Tak bisa dinafikan memang bahwa kursi kekuasaan adalah kursi empuk yang diperebutkan oleh siapapun itu termasuk yang memiliki ambisi berkuasa. Ambisi kekuasaan bukan hanya oleh elit politik local tetapi yang berperan besar didalamnya adalah para kapitalis.

Sebab demokrasi berbiaya mahal, maka yang bisa sampai kesana adalah yang memilki modal banyak. Paling tidak mereka mengusung sosok di Pnggung politik, sementara mereka memberikan suntikan dana besar dan pastinya penentu arah kebijakan dibelakang sosok yang di usung tadi.

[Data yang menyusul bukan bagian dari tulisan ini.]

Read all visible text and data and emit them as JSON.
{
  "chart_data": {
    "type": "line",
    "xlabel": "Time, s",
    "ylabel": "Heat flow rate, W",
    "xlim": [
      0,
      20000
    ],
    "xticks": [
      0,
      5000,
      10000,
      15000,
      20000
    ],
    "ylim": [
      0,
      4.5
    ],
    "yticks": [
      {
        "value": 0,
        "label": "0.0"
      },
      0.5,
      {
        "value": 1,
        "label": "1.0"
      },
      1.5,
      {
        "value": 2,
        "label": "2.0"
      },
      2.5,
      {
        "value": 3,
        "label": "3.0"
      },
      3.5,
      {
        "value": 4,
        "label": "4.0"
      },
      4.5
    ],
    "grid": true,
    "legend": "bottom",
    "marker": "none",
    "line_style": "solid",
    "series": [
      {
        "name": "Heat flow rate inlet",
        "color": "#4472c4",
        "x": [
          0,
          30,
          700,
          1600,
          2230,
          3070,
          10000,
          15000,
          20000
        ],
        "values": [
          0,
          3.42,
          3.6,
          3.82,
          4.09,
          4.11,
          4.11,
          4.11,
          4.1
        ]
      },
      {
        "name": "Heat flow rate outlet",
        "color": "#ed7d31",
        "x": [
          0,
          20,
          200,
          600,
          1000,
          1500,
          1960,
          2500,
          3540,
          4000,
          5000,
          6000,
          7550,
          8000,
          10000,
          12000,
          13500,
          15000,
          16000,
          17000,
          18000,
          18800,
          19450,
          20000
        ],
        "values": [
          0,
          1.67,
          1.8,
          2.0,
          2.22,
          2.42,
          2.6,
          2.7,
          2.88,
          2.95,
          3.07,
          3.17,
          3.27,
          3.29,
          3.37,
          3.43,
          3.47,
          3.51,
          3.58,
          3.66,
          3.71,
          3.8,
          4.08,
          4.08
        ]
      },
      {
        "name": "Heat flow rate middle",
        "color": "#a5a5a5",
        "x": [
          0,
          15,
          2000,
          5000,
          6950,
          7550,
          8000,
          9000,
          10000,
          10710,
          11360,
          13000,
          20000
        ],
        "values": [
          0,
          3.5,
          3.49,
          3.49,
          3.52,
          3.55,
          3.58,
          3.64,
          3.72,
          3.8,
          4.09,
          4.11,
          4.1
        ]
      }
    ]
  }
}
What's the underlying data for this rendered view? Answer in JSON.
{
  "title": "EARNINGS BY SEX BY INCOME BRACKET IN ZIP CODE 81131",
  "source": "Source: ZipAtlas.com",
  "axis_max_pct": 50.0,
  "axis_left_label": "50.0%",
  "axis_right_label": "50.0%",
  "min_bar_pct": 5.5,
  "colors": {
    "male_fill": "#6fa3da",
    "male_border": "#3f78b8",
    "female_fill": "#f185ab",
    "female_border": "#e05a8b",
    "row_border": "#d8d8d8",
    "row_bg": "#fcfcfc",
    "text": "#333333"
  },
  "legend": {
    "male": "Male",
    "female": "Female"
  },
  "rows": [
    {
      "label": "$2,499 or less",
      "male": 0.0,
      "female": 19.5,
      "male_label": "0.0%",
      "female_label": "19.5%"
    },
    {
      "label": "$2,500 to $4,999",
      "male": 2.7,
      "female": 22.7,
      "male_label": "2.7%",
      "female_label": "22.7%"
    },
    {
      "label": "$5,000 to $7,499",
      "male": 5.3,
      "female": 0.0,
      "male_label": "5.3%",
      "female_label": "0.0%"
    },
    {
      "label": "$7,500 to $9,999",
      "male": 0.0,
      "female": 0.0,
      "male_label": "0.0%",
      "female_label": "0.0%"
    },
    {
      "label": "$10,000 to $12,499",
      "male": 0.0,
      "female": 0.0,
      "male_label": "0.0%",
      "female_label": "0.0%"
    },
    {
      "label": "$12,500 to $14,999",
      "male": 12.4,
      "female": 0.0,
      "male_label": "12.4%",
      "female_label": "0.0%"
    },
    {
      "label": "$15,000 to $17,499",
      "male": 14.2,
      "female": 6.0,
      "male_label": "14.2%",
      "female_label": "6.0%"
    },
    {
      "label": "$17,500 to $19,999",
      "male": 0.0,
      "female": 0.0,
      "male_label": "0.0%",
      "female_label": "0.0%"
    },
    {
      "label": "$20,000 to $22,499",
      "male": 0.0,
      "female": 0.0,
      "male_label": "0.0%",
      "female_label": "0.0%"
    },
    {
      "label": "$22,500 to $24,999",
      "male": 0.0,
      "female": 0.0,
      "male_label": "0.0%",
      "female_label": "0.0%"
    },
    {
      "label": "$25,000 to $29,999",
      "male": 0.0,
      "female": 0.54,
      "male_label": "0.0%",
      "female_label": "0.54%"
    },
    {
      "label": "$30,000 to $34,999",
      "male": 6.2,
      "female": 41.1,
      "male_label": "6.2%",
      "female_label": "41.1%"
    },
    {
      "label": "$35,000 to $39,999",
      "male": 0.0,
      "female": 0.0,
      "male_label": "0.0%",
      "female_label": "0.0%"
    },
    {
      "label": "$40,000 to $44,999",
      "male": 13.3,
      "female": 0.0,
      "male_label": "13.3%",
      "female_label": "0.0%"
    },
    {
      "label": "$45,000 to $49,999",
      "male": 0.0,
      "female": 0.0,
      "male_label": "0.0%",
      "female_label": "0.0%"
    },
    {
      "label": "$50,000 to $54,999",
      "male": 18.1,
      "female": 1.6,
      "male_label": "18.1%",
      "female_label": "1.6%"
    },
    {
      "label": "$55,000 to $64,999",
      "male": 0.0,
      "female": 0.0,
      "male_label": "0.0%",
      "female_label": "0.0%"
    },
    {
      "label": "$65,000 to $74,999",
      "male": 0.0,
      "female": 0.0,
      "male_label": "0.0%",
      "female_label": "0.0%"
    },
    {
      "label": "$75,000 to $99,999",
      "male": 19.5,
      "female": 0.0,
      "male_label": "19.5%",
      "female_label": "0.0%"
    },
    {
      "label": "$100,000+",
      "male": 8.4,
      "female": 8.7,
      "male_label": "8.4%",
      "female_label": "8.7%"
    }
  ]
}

Berbicara poltik dalam sistem demokrasi tidak bisa dilepaskan dari yang namanya alat untuk meraih kekuasaan. Dengan kekuasaan orang bisa melakukan apa saja. Termasuk meutuskan berbagai kebijakan. Entah kebijakannya menguntungkan dirinya maupun orang-orang yang memilki kepentingan dibelakangnya (penyokong).

Tidak mudah, karena berpolitik dalam sistem ini bersaing dengan politisi lainnya yang berkoalisi dengan partai-partai lain yang juga memiliki ambisi yang sama. Maka  segala cara dapat dilakukan termasuk melibatkan pihak asing didalamnya.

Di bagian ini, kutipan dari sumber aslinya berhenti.